We also know that women are now more economically insecure, unemployed
and lacking the access to education and training that they need to afford
housing, childcare or legal supports, to escape the violence in their
lives.
So it is not just
the more obvious cuts to anti-violence services and supports specifically
that have led to an increase number of women being killed or violently
abused by their male partners over the last decade. A strategy that understands
the need to strengthen women's economic and social position in society
is at the nucleus of the issue of violence against women, and thus demands
a comprehensive cross sectoral approach.
A strategy that answers questions such as:
- How does the economic
insecurity of women relate to this issue? What income supports need
to be developed based on the real experiences of women's lives? What
are women's housing needs? Employment needs? Etc..
- What social supports
are of most priority to women's independence and are they developed
in recognition of the barriers and real needs of women? Do these supports
recognize how women's needs differ for certain women's communities who
experience multiple barriers to accessing them?
- What are the best
ways for women to organize and access the political system regarding
this issue? How can we coordinate the bringing together of diverse women
and provide forums where we really "hear" diverse experiences
and needs, are able to communicate these needs in a unified and coordinated
way, and gain access to the bureaucrats, policy makers, politicians,
and public?
What are the means that CSVAWSG will use
to implement this strategy?
- Advocating for
policy reform and challenging policy and program trends provincially,
with strategies and recommendations that represent the work and priorities
of the key sectors most relevant to the issue of violence against women.
- Developing strategies
that are informed by an analysis that understands and incorporates the
specific needs and issues facing diverse women's communities and the
diverse rural and urban regions of Ontario.
- Building a province-wide,
cross-sectoral network, to information share, hear women's needs, build
awareness and re-politicize the issue.
- Conducting concrete
actions in the form of lobbying, the creation of position papers directed
to the policymakers, and public education forums for coordinating and
mobilizing women's groups.
What has CSVAWSG done so far?
- Cross sectoral
women's groups came together in the Fall 2000 in reaction to a rash
of murders against women by their male partners
- A document called
Emergency Measures was developed by the group.
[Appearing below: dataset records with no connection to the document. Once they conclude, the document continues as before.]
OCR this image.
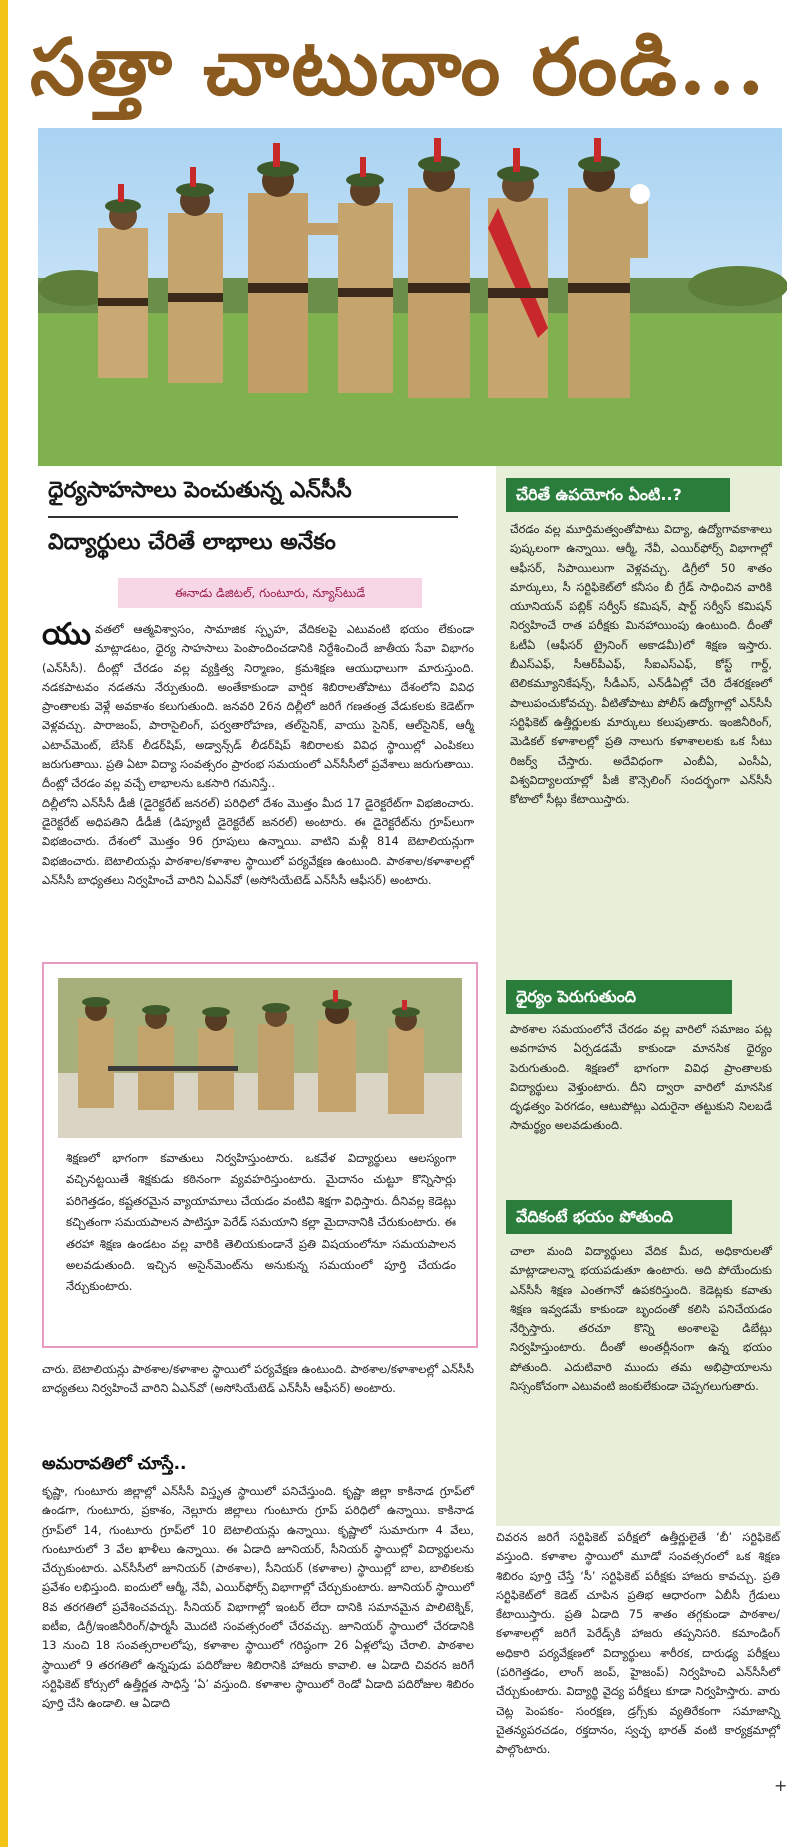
సత్తా చాటుదాం రండి...
ధైర్యసాహసాలు పెంచుతున్న ఎన్‌సీసీ
విద్యార్థులు చేరితే లాభాలు అనేకం
ఈనాడు డిజిటల్, గుంటూరు, న్యూస్‌టుడే
యు వతలో ఆత్మవిశ్వాసం, సామాజిక స్పృహ, వేదికలపై ఎటువంటి భయం లేకుండా మాట్లాడటం, ధైర్య సాహసాలు పెంపొందించడానికి నిర్దేశించిందే జాతీయ సేవా విభాగం (ఎన్‌సీసీ). దీంట్లో చేరడం వల్ల వ్యక్తిత్వ నిర్మాణం, క్రమశిక్షణ ఆయుధాలుగా మారుస్తుంది. నడకపాటవం నడతను నేర్పుతుంది. అంతేకాకుండా వార్షిక శిబిరాలతోపాటు దేశంలోని వివిధ ప్రాంతాలకు వెళ్లే అవకాశం కలుగుతుంది. జనవరి 26న దిల్లీలో జరిగే గణతంత్ర వేడుకలకు కెడెట్‌గా వెళ్లవచ్చు. పారాజంప్, పారాసైలింగ్, పర్వతారోహణ, తల్‌సైనిక్, వాయు సైనిక్, ఆల్‌సైనిక్, ఆర్మీ ఎటాచ్‌మెంట్, బేసిక్ లీడర్‌షిప్, అడ్వాన్స్‌డ్ లీడర్‌షిప్ శిబిరాలకు వివిధ స్థాయిల్లో ఎంపికలు జరుగుతాయి. ప్రతి ఏటా విద్యా సంవత్సరం ప్రారంభ సమయంలో ఎన్‌సీసీలో ప్రవేశాలు జరుగుతాయి. దీంట్లో చేరడం వల్ల వచ్చే లాభాలను ఒకసారి గమనిస్తే..
దిల్లీలోని ఎన్‌సీసీ డీజీ (డైరెక్టరేట్ జనరల్) పరిధిలో దేశం మొత్తం మీద 17 డైరెక్టరేట్‌గా విభజించారు. డైరెక్టరేట్ అధిపతిని డీడీజీ (డిప్యూటీ డైరెక్టరేట్ జనరల్) అంటారు. ఈ డైరెక్టరేట్‌ను గ్రూప్‌లుగా విభజించారు. దేశంలో మొత్తం 96 గ్రూపులు ఉన్నాయి. వాటిని మళ్లీ 814 బెటాలియన్లుగా విభజించారు. బెటాలియన్లు పాఠశాల/కళాశాల స్థాయిలో పర్యవేక్షణ ఉంటుంది. పాఠశాల/కళాశాలల్లో ఎన్‌సీసీ బాధ్యతలు నిర్వహించే వారిని ఏఎన్‌వో (అసోసియేటెడ్ ఎన్‌సీసీ ఆఫీసర్) అంటారు.
శిక్షణలో భాగంగా కవాతులు నిర్వహిస్తుంటారు. ఒకవేళ విద్యార్థులు ఆలస్యంగా వచ్చినట్టయితే శిక్షకుడు కఠినంగా వ్యవహరిస్తుంటారు. మైదానం చుట్టూ కొన్నిసార్లు పరిగెత్తడం, కష్టతరమైన వ్యాయామాలు చేయడం వంటివి శిక్షగా విధిస్తారు. దీనివల్ల కెడెట్లు కచ్చితంగా సమయపాలన పాటిస్తూ పెరేడ్ సమయాని కల్లా మైదానానికి చేరుకుంటారు. ఈ తరహా శిక్షణ ఉండటం వల్ల వారికి తెలియకుండానే ప్రతి విషయంలోనూ సమయపాలన అలవడుతుంది. ఇచ్చిన అసైన్‌మెంట్‌ను అనుకున్న సమయంలో పూర్తి చేయడం నేర్చుకుంటారు.
చారు. బెటాలియన్లు పాఠశాల/కళాశాల స్థాయిలో పర్యవేక్షణ ఉంటుంది. పాఠశాల/కళాశాలల్లో ఎన్‌సీసీ బాధ్యతలు నిర్వహించే వారిని ఏఎన్‌వో (అసోసియేటెడ్ ఎన్‌సీసీ ఆఫీసర్) అంటారు.
అమరావతిలో చూస్తే..
కృష్ణా, గుంటూరు జిల్లాల్లో ఎన్‌సీసీ విస్తృత స్థాయిలో పనిచేస్తుంది. కృష్ణా జిల్లా కాకినాడ గ్రూప్‌లో ఉండగా, గుంటూరు, ప్రకాశం, నెల్లూరు జిల్లాలు గుంటూరు గ్రూప్ పరిధిలో ఉన్నాయి. కాకినాడ గ్రూప్‌లో 14, గుంటూరు గ్రూప్‌లో 10 బెటాలియన్లు ఉన్నాయి. కృష్ణాలో సుమారుగా 4 వేలు, గుంటూరులో 3 వేల ఖాళీలు ఉన్నాయి. ఈ ఏడాది జూనియర్, సీనియర్ స్థాయిల్లో విద్యార్థులను చేర్చుకుంటారు. ఎన్‌సీసీలో జూనియర్ (పాఠశాల), సీనియర్ (కళాశాల) స్థాయిల్లో బాల, బాలికలకు ప్రవేశం లభిస్తుంది. ఐందులో ఆర్మీ, నేవీ, ఎయిర్‌ఫోర్స్ విభాగాల్లో చేర్చుకుంటారు. జూనియర్ స్థాయిలో 8వ తరగతిలో ప్రవేశించవచ్చు. సీనియర్ విభాగాల్లో ఇంటర్ లేదా దానికి సమానమైన పాలిటెక్నిక్, ఐటీఐ, డిగ్రీ/ఇంజినీరింగ్/ఫార్మసీ మొదటి సంవత్సరంలో చేరవచ్చు. జూనియర్ స్థాయిలో చేరడానికి 13 నుంచి 18 సంవత్సరాలలోపు, కళాశాల స్థాయిలో గరిష్ఠంగా 26 ఏళ్లలోపు చేరాలి. పాఠశాల స్థాయిలో 9 తరగతిలో ఉన్నపుడు పదిరోజుల శిబిరానికి హాజరు కావాలి. ఆ ఏడాది చివరన జరిగే సర్టిఫికెట్ కోర్సులో ఉత్తీర్ణత సాధిస్తే ‘ఏ’ వస్తుంది. కళాశాల స్థాయిలో రెండో ఏడాది పదిరోజుల శిబిరం పూర్తి చేసి ఉండాలి. ఆ ఏడాది
చేరితే ఉపయోగం ఏంటి..?
చేరడం వల్ల మూర్తిమత్వంతోపాటు విద్యా, ఉద్యోగావకాశాలు పుష్కలంగా ఉన్నాయి. ఆర్మీ, నేవీ, ఎయిర్‌ఫోర్స్ విభాగాల్లో ఆఫీసర్, సిపాయిలుగా వెళ్లవచ్చు. డిగ్రీలో 50 శాతం మార్కులు, సీ సర్టిఫికెట్‌లో కనీసం బీ గ్రేడ్ సాధించిన వారికి యూనియన్ పబ్లిక్ సర్వీస్ కమిషన్, షార్ట్ సర్వీస్ కమిషన్ నిర్వహించే రాత పరీక్షకు మినహాయింపు ఉంటుంది. దీంతో ఓటీఏ (ఆఫీసర్ ట్రైనింగ్ అకాడమీ)లో శిక్షణ ఇస్తారు. బీఎస్ఎఫ్, సీఆర్‌పీఎఫ్, సీఐఎస్ఎఫ్, కోస్ట్ గార్డ్, టెలికమ్యూనికేషన్స్, సీడీఎస్, ఎన్‌డీఏల్లో చేరి దేశరక్షణలో పాలుపంచుకోవచ్చు. వీటితోపాటు పోలీస్ ఉద్యోగాల్లో ఎన్‌సీసీ సర్టిఫికెట్ ఉత్తీర్ణులకు మార్కులు కలుపుతారు. ఇంజినీరింగ్, మెడికల్ కళాశాలల్లో ప్రతి నాలుగు కళాశాలలకు ఒక సీటు రిజర్వ్ చేస్తారు. అదేవిధంగా ఎంబీఏ, ఎంసీఏ, విశ్వవిద్యాలయాల్లో పీజీ కౌన్సెలింగ్ సందర్భంగా ఎన్‌సీసీ కోటాలో సీట్లు కేటాయిస్తారు.
ధైర్యం పెరుగుతుంది
పాఠశాల సమయంలోనే చేరడం వల్ల వారిలో సమాజం పట్ల అవగాహన ఏర్పడడమే కాకుండా మానసిక ధైర్యం పెరుగుతుంది. శిక్షణలో భాగంగా వివిధ ప్రాంతాలకు విద్యార్థులు వెళ్తుంటారు. దీని ద్వారా వారిలో మానసిక దృఢత్వం పెరగడం, ఆటుపోట్లు ఎదురైనా తట్టుకుని నిలబడే సామర్థ్యం అలవడుతుంది.
వేదికంటే భయం పోతుంది
చాలా మంది విద్యార్థులు వేదిక మీద, అధికారులతో మాట్లాడాలన్నా భయపడుతూ ఉంటారు. అది పోయేందుకు ఎన్‌సీసీ శిక్షణ ఎంతగానో ఉపకరిస్తుంది. కెడెట్లకు కవాతు శిక్షణ ఇవ్వడమే కాకుండా బృందంతో కలిసి పనిచేయడం నేర్పిస్తారు. తరచూ కొన్ని అంశాలపై డిబేట్లు నిర్వహిస్తుంటారు. దీంతో అంతర్లీనంగా ఉన్న భయం పోతుంది. ఎదుటివారి ముందు తమ అభిప్రాయాలను నిస్సంకోచంగా ఎటువంటి జంకులేకుండా చెప్పగలుగుతారు.
చివరన జరిగే సర్టిఫికెట్ పరీక్షలో ఉత్తీర్ణులైతే ‘బీ’ సర్టిఫికెట్ వస్తుంది. కళాశాల స్థాయిలో మూడో సంవత్సరంలో ఒక శిక్షణ శిబిరం పూర్తి చేస్తే ‘సీ’ సర్టిఫికెట్ పరీక్షకు హాజరు కావచ్చు. ప్రతి సర్టిఫికెట్‌లో కెడెట్ చూపిన ప్రతిభ ఆధారంగా ఏబీసీ గ్రేడులు కేటాయిస్తారు. ప్రతి ఏడాది 75 శాతం తగ్గకుండా పాఠశాల/కళాశాలల్లో జరిగే పెరేడ్స్‌కి హాజరు తప్పనిసరి. కమాండింగ్ అధికారి పర్యవేక్షణలో విద్యార్థులు శారీరక, దారుఢ్య పరీక్షలు (పరిగెత్తడం, లాంగ్ జంప్, హైజంప్) నిర్వహించి ఎన్‌సీసీలో చేర్చుకుంటారు. విద్యార్థి వైద్య పరీక్షలు కూడా నిర్వహిస్తారు. వారు చెట్ల పెంపకం- సంరక్షణ, డ్రగ్స్‌కు వ్యతిరేకంగా సమాజాన్ని చైతన్యపరచడం, రక్తదానం, స్వచ్ఛ భారత్ వంటి కార్యక్రమాల్లో పాల్గొంటారు.
+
This document presented
a provincial strategy outlining specific policy and program reforms
that were aimed at protecting women from violence. The Emergency Measures
document asked policy makers to think more strategically beyond women's
services.
- The central theme
of CSVAWSG is that a provincial strategy needs to refocus VAW policy
and funding/resources to this more wholistic, cross sectoral need for
social and economic supports for women and women's services.
- It also emphasizes
that the law and order response that has been pursued and supported
by the Conservative provincial government at that time, does not work.
- The campaign of
2000, brought groups together to support and push for the recommendations
outlined in the Emergency Measures document. A lobby was conducted launching
the CSVAWSG campaign , and all parties signed on to the principles of
the piece - all except the Conservative government in power.
- Due to the success
of this campaign, the group became formalized in March.